Paste the following Arabidopsis thaliana miRNA sequences in the box provided:
>ath‐miR156a UGACAGAAGAGAGUGAGCAC
>ath‐miR157a UUGACAGAAGAUAGAGAGCAC
>ath‐miR158a UCCCAAAUGUAGACAAAGCA
>ath‐miR398a UGUGUUCUCAGGUCACCCCUU
>ath‐miR398b UGUGUUCUCAGGUCACCCCUG
>ath‐miR398c UGUGUUCUCAGGUCACCCCUG
>ath‐miR834 UGGUAGCAGUAGCGGUGGUAA
>ath‐miR390a AAGCUCAGGAGGGAUAGCGCC
>ath‐miR390b AAGCUCAGGAGGGAUAGCGCC
An existing library of transcripts or a genomic library for target search is to be selected from the list – namely, Arabidopsis thaliana, genomic DNA, 3.4 K segments from a strand with 0.4 K overlapped region, TAIR.
Add the required parameters given options, or use default values.

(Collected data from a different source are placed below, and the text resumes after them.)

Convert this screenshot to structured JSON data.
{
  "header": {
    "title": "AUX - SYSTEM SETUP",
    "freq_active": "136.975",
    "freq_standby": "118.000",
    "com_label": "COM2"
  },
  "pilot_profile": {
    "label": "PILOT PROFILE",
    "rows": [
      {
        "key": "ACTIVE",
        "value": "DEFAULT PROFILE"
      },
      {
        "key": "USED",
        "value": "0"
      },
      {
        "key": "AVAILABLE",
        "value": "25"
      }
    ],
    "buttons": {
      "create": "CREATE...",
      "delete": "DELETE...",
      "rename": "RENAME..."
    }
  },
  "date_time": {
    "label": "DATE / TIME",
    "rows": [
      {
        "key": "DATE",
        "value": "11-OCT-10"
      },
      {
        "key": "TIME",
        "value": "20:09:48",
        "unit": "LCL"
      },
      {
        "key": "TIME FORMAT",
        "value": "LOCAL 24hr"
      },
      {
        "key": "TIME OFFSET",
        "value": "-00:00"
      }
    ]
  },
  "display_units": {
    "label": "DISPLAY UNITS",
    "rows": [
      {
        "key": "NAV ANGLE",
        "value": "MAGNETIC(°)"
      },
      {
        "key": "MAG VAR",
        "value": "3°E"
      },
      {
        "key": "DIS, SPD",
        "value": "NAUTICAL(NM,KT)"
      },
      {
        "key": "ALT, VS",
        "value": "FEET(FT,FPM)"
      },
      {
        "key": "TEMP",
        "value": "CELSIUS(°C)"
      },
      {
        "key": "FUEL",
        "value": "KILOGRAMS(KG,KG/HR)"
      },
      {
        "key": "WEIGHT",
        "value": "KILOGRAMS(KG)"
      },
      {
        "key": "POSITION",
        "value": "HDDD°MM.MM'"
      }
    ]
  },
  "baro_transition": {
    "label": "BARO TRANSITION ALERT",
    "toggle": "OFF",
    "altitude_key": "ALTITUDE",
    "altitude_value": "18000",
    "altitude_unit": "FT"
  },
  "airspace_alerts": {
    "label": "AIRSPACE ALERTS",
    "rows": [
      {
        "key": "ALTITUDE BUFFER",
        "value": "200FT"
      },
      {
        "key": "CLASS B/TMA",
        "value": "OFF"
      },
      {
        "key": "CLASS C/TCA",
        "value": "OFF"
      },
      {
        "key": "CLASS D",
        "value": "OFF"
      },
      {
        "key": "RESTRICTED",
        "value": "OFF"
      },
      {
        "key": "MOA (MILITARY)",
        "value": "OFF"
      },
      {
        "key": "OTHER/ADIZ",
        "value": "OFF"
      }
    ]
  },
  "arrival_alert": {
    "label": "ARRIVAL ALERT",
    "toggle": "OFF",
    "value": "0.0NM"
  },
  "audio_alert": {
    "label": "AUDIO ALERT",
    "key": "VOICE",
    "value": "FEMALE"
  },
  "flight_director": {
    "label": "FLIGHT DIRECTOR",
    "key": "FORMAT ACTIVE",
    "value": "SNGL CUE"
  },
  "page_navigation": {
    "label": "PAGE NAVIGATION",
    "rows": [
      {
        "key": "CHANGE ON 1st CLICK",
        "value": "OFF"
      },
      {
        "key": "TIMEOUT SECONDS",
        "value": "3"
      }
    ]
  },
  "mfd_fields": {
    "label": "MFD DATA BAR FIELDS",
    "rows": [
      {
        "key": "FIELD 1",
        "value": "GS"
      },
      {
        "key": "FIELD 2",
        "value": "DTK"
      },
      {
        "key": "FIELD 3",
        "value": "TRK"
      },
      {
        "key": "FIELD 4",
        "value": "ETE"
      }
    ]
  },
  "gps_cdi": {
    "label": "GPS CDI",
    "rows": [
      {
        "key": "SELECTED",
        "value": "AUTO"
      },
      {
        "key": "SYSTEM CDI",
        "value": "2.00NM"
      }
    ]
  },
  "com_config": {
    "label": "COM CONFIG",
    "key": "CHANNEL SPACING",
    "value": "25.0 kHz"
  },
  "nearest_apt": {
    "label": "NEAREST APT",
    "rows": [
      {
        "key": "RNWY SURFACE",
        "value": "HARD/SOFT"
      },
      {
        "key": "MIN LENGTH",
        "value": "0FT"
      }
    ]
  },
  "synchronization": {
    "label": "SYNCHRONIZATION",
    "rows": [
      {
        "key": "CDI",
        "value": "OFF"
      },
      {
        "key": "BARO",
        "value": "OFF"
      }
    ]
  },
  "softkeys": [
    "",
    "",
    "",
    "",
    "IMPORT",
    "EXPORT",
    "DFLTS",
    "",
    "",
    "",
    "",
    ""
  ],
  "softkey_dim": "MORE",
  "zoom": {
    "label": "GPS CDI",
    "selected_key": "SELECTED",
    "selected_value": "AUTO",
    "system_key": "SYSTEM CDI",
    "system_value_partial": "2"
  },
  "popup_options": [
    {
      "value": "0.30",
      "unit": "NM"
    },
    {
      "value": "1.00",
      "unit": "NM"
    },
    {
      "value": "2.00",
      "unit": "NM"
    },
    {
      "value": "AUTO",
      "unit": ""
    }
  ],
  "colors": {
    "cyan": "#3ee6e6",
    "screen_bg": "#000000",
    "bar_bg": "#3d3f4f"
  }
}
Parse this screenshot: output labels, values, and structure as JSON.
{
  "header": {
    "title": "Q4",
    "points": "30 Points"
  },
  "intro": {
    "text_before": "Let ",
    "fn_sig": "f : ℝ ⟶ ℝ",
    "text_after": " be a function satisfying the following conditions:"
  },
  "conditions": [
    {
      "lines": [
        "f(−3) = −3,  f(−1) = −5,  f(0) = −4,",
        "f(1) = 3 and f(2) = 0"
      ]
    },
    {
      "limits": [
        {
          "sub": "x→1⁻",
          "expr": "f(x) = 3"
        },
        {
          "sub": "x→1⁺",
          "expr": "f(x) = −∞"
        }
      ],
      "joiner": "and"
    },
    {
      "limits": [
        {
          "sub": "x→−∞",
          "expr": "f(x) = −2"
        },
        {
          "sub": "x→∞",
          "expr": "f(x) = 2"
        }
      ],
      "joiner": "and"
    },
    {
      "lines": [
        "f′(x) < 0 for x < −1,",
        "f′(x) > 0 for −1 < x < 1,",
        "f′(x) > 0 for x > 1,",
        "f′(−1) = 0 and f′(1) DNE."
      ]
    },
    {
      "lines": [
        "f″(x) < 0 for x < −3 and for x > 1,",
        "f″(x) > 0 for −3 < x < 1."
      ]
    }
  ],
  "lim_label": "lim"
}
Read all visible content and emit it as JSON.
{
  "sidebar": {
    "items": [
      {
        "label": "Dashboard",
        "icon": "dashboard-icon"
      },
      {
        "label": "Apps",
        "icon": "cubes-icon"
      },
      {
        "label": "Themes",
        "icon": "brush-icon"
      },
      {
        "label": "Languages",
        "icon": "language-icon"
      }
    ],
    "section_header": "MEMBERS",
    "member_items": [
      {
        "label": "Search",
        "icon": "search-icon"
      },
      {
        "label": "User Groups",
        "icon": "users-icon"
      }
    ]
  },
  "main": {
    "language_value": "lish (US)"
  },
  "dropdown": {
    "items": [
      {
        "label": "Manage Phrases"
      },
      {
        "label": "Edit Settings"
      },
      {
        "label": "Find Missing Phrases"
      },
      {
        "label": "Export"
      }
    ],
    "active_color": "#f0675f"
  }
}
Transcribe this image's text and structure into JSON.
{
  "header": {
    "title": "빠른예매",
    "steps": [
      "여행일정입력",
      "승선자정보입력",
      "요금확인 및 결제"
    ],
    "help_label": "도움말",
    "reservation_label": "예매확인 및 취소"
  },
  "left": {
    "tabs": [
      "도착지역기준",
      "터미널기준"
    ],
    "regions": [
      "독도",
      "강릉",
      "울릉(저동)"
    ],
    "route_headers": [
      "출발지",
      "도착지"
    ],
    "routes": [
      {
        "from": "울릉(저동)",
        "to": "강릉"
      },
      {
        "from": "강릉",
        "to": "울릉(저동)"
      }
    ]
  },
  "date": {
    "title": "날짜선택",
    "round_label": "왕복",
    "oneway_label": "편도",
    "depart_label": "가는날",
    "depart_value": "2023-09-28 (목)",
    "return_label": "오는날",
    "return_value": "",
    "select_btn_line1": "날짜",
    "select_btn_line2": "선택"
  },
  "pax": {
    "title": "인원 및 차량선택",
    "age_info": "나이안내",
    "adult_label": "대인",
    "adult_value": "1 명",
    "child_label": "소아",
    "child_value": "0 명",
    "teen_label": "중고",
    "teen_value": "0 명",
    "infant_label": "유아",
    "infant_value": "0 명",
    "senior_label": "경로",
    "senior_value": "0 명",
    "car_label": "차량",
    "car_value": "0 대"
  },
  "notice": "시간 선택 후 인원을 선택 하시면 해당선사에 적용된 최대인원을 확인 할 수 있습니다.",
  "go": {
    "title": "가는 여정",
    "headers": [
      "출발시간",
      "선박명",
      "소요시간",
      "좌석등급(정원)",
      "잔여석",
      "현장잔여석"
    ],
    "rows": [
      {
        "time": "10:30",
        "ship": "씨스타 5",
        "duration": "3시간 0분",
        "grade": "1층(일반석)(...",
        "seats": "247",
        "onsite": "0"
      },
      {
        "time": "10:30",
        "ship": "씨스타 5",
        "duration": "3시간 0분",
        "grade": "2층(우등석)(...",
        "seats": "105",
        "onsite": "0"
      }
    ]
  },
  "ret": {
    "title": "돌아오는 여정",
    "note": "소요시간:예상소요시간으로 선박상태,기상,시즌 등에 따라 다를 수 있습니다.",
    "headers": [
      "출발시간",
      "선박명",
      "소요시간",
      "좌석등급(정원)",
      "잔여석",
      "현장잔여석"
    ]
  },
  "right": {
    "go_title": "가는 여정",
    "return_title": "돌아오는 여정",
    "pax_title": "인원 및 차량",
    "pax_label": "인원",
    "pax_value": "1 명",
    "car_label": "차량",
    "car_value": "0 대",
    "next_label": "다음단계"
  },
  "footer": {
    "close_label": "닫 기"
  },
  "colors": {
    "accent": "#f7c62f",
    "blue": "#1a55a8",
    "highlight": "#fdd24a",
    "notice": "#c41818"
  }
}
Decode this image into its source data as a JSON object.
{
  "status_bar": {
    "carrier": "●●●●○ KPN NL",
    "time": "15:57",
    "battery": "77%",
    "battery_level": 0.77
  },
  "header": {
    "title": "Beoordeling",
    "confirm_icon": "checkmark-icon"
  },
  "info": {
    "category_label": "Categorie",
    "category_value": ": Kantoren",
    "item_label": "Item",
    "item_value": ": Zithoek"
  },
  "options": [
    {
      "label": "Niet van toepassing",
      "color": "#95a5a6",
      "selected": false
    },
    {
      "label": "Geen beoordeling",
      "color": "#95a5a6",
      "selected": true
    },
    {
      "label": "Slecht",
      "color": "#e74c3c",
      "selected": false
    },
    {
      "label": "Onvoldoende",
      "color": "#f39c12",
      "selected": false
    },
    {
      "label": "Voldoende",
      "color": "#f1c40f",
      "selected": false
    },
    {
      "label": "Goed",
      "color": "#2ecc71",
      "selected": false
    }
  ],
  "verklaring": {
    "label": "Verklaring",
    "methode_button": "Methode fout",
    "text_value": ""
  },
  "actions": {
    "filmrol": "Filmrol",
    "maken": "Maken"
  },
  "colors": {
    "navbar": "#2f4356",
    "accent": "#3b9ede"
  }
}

Click on the “submit” button to obtain the result or the “reset” button to perform a new prediction.
46.4.3 Results
The result page gives a list of predicted miRNA/Target pairs for the input miRNA sequences against the selected genomic library. The result tabulates miRNA accession, target accession, expectation score, target accessibility, alignment, and also the target description. The server also has a facility for batch‐downloading of the complete result.
This is command‐line software that runs on Linux and uses a weighted dynamic programming algorithm to obtain the candidate sequences. This algorithm uses a score to rank the predictions that consist of a weighted sum based on matches, mismatches, and G:U wobbles (Enright et al., 2004).
46.5.1 Objective
To search for the targets of user submitted miRNA sequences against the RNA sequence.
46.5.2 Procedure
Here, sheep miRNA will be used to predict the target by search against the set of sheep RNA, using miRanda:
Paste the following sequence, create an input file named mature.fa. and keep it in the src directory of miRandatool:
>oar‐let‐7b MIMAT0014963 UGAGGUAGUAGGUUGUGUGGU
Download a coding set of sheep from NCBI from the link ftp://ftp.ncbi.nlm.nih.gov/genomes/all/GCF_000298735.2_Oar_v4.0/GCF_000298735.2_Oar_v4.0_rna.fna.gz, and keep in the src directory of miRanda software.
Sheep.fa is the coding sequence for sheep, as downloaded from NCBI.
Type the command./mirandamature.fasheep.fa > sheep_target.out
46.5.3 Result
miRanda provides details on predicted miRNA/Target pairs for the input miRNA sequences against the coding sequence of sheep. Gene symbol, gene names, RefSeq id, alignment, score, and so on are stored in the output file.
46.6 QUESTIONS
1. Predict biological targets of the conserved miRNA family in mouse using the TargetScan web server with broadly conserved microRNA family “miR‐21‐5p/590‐5p”. How many target genes are predicted from this miRNA family?
2. From the above search made, how many are conserved sites, and how many poorly conserved sites are there?
3. Find the predicted target with conserved sites only in the mouse, for conserved miRNA family miR‐21‐5p/590‐5p.
4. Find the predicted conserved miRNA target sites for gene Khc‐73 in D. melanogaster using the TargetScanFly server. Discuss the output in detail.